Serve points won: As we’ll see in a moment, men and women have different overall tendencies on the point following a double fault. But by the most important measure of simply winning the next point, gender plays little part. Men, who in this sample win 65.1% of service points, fall just over one percentage point to 64.0% on the point following a double fault. Women, who average 57.8% of service points won, drop even more, to 56.1% after a double.

First serve percentage: I expected that servers become more conservative immediately after a double fault. For women, that hypothesis is correct: In these matches, they land 63.3% of their first serves, while after a double fault, that number jumps to 65.4%. On the other hand, men don’t seem to change their approach very much. On average, they make 62.3% of their first offerings, a number that barely changes, to 62.5%, after double faults.

First serve points won: Here is additional evidence that women become more conservative after double faults, while men do not. In general, women win 63.7% of their first serve points, but just after a double fault, that number drops to 62.9%. For men, there is a decrease in first serve points won, but it is almost as small as their difference in first serve percentage: 72.7% overall, 72.4% after a double fault.

First serve speed: With serve speed, we run into a limitation of the Slamtracker data, which gives us speed only for those serves that go in. So when we look at the average speed of first serves, we’re excluding attempts that miss the box. Even with that caveat, the data keeps pointing in the same direction. Contrary to my “conservative” hypothesis, men serve a bit faster than usual after a double fault–183.3 km/h following doubles, versus 182.8 km/h in general. Women do seem to change their tactics, dropping from an average speed of 155.5 km/h to a post-double-fault pace of 152.2 km/h.

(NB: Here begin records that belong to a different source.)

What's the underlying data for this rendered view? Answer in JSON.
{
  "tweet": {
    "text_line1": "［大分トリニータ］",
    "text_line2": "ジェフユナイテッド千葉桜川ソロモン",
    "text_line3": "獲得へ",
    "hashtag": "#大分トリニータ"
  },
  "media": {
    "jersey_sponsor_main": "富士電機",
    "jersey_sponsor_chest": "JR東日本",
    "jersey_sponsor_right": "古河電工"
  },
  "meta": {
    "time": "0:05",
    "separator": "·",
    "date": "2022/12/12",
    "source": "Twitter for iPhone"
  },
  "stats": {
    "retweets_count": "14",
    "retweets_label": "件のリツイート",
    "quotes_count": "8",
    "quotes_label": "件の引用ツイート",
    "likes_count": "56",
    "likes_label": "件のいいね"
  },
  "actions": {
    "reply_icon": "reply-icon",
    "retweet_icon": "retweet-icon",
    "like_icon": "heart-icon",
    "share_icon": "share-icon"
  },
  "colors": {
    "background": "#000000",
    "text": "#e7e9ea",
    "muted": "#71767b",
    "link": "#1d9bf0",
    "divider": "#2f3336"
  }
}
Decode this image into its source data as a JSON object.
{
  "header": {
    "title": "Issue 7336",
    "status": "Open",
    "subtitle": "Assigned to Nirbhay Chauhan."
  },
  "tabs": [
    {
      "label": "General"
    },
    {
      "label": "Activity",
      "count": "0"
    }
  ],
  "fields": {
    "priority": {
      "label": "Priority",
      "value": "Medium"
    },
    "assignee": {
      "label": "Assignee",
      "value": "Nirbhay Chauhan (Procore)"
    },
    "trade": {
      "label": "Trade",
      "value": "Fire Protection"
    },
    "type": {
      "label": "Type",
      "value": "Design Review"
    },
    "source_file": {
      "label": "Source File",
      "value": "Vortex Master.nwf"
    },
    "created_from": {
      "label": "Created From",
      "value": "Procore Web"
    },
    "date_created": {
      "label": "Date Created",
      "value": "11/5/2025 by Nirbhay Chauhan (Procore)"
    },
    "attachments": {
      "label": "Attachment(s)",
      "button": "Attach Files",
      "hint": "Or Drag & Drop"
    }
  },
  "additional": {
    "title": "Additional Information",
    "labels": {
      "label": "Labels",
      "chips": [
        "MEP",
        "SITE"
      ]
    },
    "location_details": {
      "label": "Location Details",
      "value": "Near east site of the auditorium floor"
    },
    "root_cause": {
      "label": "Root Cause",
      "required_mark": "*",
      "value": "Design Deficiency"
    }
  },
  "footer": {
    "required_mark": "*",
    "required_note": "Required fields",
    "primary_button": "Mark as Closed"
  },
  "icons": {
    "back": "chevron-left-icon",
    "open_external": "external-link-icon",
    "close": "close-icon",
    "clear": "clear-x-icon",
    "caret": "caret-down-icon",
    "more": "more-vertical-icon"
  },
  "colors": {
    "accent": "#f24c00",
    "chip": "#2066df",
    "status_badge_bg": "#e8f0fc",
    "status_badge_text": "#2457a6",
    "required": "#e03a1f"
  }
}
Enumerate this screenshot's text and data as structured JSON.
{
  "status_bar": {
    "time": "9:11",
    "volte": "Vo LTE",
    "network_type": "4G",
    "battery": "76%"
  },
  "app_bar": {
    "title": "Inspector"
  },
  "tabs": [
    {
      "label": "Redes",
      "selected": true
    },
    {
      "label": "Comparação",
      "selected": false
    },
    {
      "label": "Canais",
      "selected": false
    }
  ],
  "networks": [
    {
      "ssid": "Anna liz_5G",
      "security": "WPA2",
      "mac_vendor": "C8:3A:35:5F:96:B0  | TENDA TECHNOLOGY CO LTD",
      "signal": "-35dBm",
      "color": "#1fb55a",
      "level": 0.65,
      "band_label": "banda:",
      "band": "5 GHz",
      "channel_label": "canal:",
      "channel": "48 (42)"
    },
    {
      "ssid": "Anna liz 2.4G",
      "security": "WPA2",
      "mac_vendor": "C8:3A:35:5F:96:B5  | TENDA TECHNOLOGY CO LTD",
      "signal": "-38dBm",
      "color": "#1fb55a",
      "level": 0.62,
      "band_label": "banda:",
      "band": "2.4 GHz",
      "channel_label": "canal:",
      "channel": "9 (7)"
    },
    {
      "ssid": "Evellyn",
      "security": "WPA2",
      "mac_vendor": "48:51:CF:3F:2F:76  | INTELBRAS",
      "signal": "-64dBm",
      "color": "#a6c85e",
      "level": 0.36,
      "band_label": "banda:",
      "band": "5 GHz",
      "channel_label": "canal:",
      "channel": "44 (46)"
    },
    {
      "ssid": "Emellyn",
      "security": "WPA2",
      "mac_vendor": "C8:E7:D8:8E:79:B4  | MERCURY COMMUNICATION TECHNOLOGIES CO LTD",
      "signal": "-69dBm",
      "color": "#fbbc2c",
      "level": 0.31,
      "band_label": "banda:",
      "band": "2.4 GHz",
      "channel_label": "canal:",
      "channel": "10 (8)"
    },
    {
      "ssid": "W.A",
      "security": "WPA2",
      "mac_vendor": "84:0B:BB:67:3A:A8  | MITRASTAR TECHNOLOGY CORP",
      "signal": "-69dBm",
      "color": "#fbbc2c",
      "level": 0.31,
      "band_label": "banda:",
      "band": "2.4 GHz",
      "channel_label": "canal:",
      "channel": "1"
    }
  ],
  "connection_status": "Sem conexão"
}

First serve direction: Slamtracker divides serve direction into five categories: wide, body-wide, body, body-center, and center. After a double fault, men are less likely than usual to hit a wide serve (24.1% to 25.8%), and those serves get split roughly evenly between the body and center categories. The difference in body serves is most striking: They account for only 3.5% of first serves overall, but 4.4% of post-double first serves. This may be the one way in which men opt for the conservative path, by maintaining speed but giving themselves a wider margin of error.

Women move many of their after-double-fault serves toward the middle of the box. On average, over 44% of serves are classified as either “wide” or “center,” but immediately after a double fault, that number drops below 41%. It’s not a huge difference, but like all of the other tendencies we’ve seen in the women’s game, it suggests that for many players, caution creeps in immediately after missing a second serve.

Tactics

As usual, it’s difficult to move from these sorts of findings to any sort of tactical advice. Even the first data point, that both men and women win fewer service points than usual right after they’ve double faulted, can be interpreted in multiple ways. By one reading, players may be serving too conservatively, missing out of the benefits of big first serves. On the other hand, if confidence is an issue, perhaps serving more aggressively would just result in more misses.

When in doubt, we have to trust that the players and coaches know what they’re doing–they’ve honed these tradeoffs through decades of experience and thousands of hours of match play. For fans, these numbers add to our understanding of the conclusions that players have reached. For the pros, perhaps a more detailed look at what happens after a double fault would help tweak their own strategies, both bouncing back from their own double faults and taking advantage of the lapses in concentration of their opponents.